Indonesia baru saja merayakan kemerdekaannya yang ke-75, momen kemerdekaan ini dimanfaatkan pemerintah untuk kembali mengingatkan kepada masyarakat tentang jargon ‘Indonesia Maju’ yang diharapkan dapat dicapai oleh Indonesia sebagai salah satu negara maju pada 2045. Jika kita menarik mundur pada era klasik tepatnya pada abad 7,8 dan 9, Indonesia yang pada saat itu masih bernama Nusantara menjadi salah satu ‘negara’ maju dibidang Arsitektur/Bangunan.

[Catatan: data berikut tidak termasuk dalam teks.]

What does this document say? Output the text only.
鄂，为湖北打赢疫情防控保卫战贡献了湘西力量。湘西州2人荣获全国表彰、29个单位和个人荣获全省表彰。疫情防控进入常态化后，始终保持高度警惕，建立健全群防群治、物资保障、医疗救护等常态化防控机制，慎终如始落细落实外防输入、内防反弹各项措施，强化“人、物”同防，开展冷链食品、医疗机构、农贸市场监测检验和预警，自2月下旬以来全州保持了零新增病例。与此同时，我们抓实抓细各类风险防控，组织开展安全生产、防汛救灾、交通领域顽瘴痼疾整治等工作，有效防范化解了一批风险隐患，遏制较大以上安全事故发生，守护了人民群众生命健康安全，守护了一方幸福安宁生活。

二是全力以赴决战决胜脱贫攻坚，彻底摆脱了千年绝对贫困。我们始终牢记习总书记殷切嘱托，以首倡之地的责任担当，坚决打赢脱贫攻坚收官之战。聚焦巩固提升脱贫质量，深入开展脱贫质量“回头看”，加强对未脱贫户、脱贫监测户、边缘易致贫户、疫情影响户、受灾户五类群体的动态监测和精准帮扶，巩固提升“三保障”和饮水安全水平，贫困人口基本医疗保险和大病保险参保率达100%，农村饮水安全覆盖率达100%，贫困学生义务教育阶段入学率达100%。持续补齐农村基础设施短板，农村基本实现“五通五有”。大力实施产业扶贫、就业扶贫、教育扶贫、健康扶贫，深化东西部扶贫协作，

Hal tersebut dapat kita lihat dari berbagai bangunan – bangunan besar yang dibangun oleh kerajaan – kerajaan Hindu dan Budha yang kita kenal dengan candi. Fenomena hadirnya candi di Indonesia menegaskan peran arsitek dalam membangun Candi yang begitu megah bahkan menjulang tinggi.
Jika kita membicarakan candi di Indonesia, pasti tidak jauh dari Candi Prambanan dan Candi Borobudur yang telah dinobatkan oleh UNESCO sebagai “world heritage”. Kedua candi ini adalah bukti bahwa nenek moyang bangsa Indonesia telah memiliki teknologi yang sangat maju terutama dibidang arsitektur. Hadirnya Candi Prambanan masih sering dihubungkan dengan cerita rakyat tentang kisah Bandung Bondowoso yang membangun 1000 candi dalam satu malam untuk syarat pernikahan dengan Roro Jonggrang. Namun seperti cerita rakyat pada umumnya, kisah ini hanyalah sebuah dongeng semata dari mulut ke mulut yang kebenarannya masih belum bisa dibuktikan. Candi Prambanan didirikan oleh Rakai Pikatan dari Wangsa Sanjaya kurang lebih 856 M (Sumartono, 2009: 45) yang dipersembahkan untuk Trimurti yang berarti 3 dewa utama, yaitu Brahma sebagai dewa pencipta, Wisnu sebagai dewa pemelihara, dan Siwa sebagai dewa pemusnah yang juga menjadi dewa utama di Candi Prambanan.
Buku ini menjelaskan bagaimana teknologi pembangunan serta gaya arsitektur yang hadir di Candi Prambanan dan Borobudur menunjukkan bahwa nenek moyang bangsa Indonesia telah mempunyai pengetahuan yang sangat maju dalam menciptakan sebuah bangunan monumental. Selain itu, pembangunan candi – candi besar seperti Sewu, Borobudur, dan Prambanan terjadi hampir diwaktu yang bersamaan, dalam hal ini mengindikasikan bahwa pembangunan dilakukan oleh ratusan bahkan ribuan tenaga kerja yang memiliki skill dan manajerial proyek yang sangat baik.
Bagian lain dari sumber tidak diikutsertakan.